The truth of how York schoolgirl Lizzie Gilmour came to die on a dark and lonely stretch of the city's outer ring road may never be fully known, an inquest heard.

So many question-marks still surround the death of the Acomb teenager that an open verdict was recorded at her inquest.

Lizzie died from multiple injuries after being hit by a car on the A1237 outer ring road in mid-January,

Coroner Donald Coverdale told the hearing, attended by about 20 members of her family, he could not believe the "sensible and level-headed" Lowfield School pupil intended to take her own life or had lain in the road to make "a grand gesture" after falling out with her boyfriend on the telephone shortly before she left her home in St Stephen's Road that night.

But he was satisfied 15-year-old Lizzie made her own way to the spot near the Askham Lane junction, roughly a mile from her home, and lay down in the road.

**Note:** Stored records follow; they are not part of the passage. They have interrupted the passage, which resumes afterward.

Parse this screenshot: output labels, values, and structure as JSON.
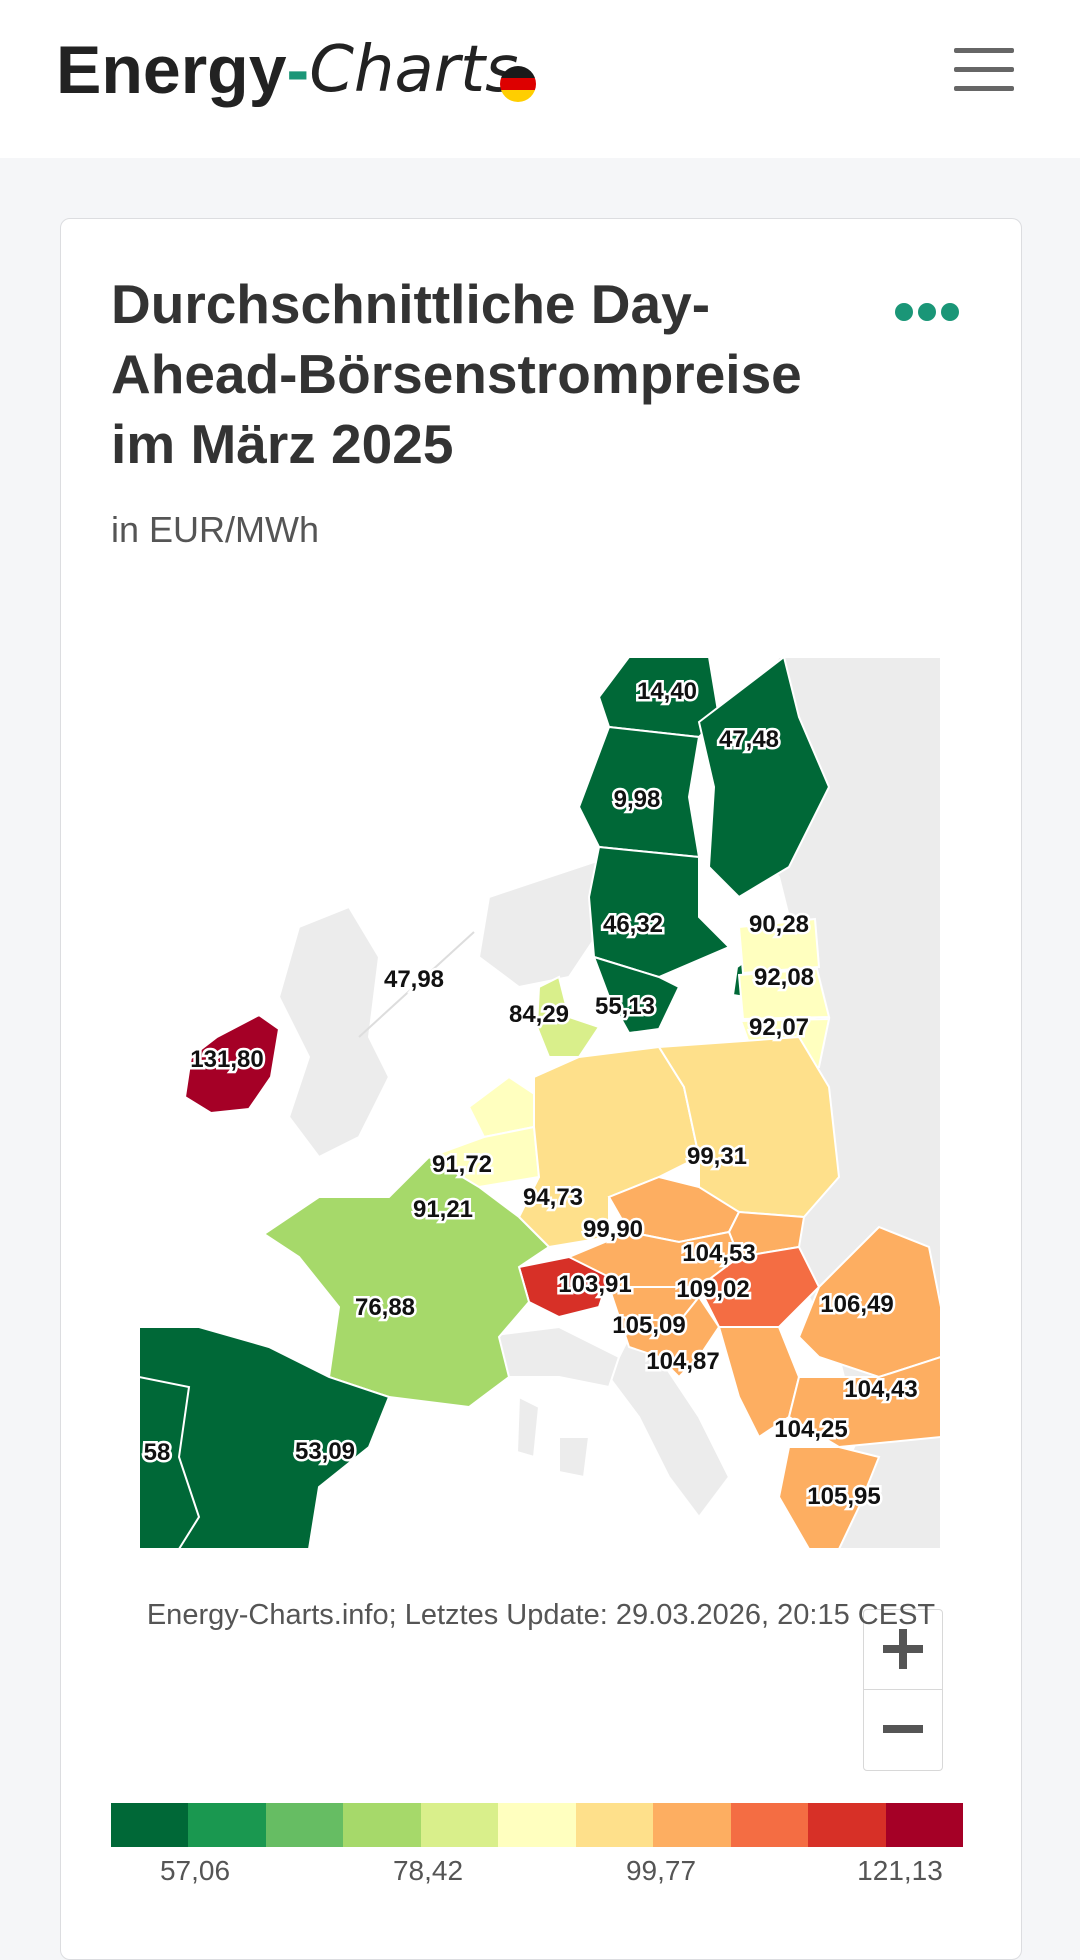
{
  "header": {
    "logo": {
      "part1": "Energy",
      "part2": "-",
      "part3": "Charts"
    },
    "menu_icon": "hamburger-icon",
    "flag_icon": "germany-flag-icon"
  },
  "card": {
    "title": "Durchschnittliche Day-Ahead-Börsenstrompreise im März 2025",
    "subtitle": "in EUR/MWh",
    "more_icon": "more-dots-icon",
    "source": "Energy-Charts.info; Letztes Update: 29.03.2026, 20:15 CEST"
  },
  "map": {
    "labels": [
      {
        "name": "se1",
        "text": "14,40"
      },
      {
        "name": "fi",
        "text": "47,48"
      },
      {
        "name": "se2",
        "text": "9,98"
      },
      {
        "name": "se3",
        "text": "46,32"
      },
      {
        "name": "ee",
        "text": "90,28"
      },
      {
        "name": "no",
        "text": "47,98"
      },
      {
        "name": "lv",
        "text": "92,08"
      },
      {
        "name": "dk",
        "text": "84,29"
      },
      {
        "name": "se4",
        "text": "55,13"
      },
      {
        "name": "lt",
        "text": "92,07"
      },
      {
        "name": "ie",
        "text": "131,80"
      },
      {
        "name": "nl",
        "text": "91,72"
      },
      {
        "name": "pl",
        "text": "99,31"
      },
      {
        "name": "be",
        "text": "91,21"
      },
      {
        "name": "de",
        "text": "94,73"
      },
      {
        "name": "cz",
        "text": "99,90"
      },
      {
        "name": "sk",
        "text": "104,53"
      },
      {
        "name": "at",
        "text": "103,91"
      },
      {
        "name": "hu",
        "text": "109,02"
      },
      {
        "name": "ro",
        "text": "106,49"
      },
      {
        "name": "fr",
        "text": "76,88"
      },
      {
        "name": "si",
        "text": "105,09"
      },
      {
        "name": "hr",
        "text": "104,87"
      },
      {
        "name": "bg",
        "text": "104,43"
      },
      {
        "name": "rs",
        "text": "104,25"
      },
      {
        "name": "pt",
        "text": "58"
      },
      {
        "name": "es",
        "text": "53,09"
      },
      {
        "name": "gr",
        "text": "105,95"
      }
    ],
    "zoom_in_icon": "plus-icon",
    "zoom_out_icon": "minus-icon"
  },
  "legend": {
    "colors": [
      "#006837",
      "#1a9850",
      "#66bd63",
      "#a6d96a",
      "#d9ef8b",
      "#ffffbf",
      "#fee08b",
      "#fdae61",
      "#f46d43",
      "#d73027",
      "#a50026"
    ],
    "ticks": [
      "57,06",
      "78,42",
      "99,77",
      "121,13"
    ]
  }
}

He said: "There are so many curious aspects to this case and so many unanswered questions, that it's thoroughly perplexing for members of her family and for me to understand how and why she had got herself into this position and what must have been going through her mind."

"I don't know where the truth of this matter lies and I don't know that anyone will."

Lizzie's family, who welcomed the verdict, have vowed they will never stop searching for the full facts.

After the hearing, Lizzie's father Dave Gilmour said: "It's the verdict we wanted because the truth still hasn't come out. Now we have got time on our side and, with the help of family and friends, we will never stop trying to get to the truth."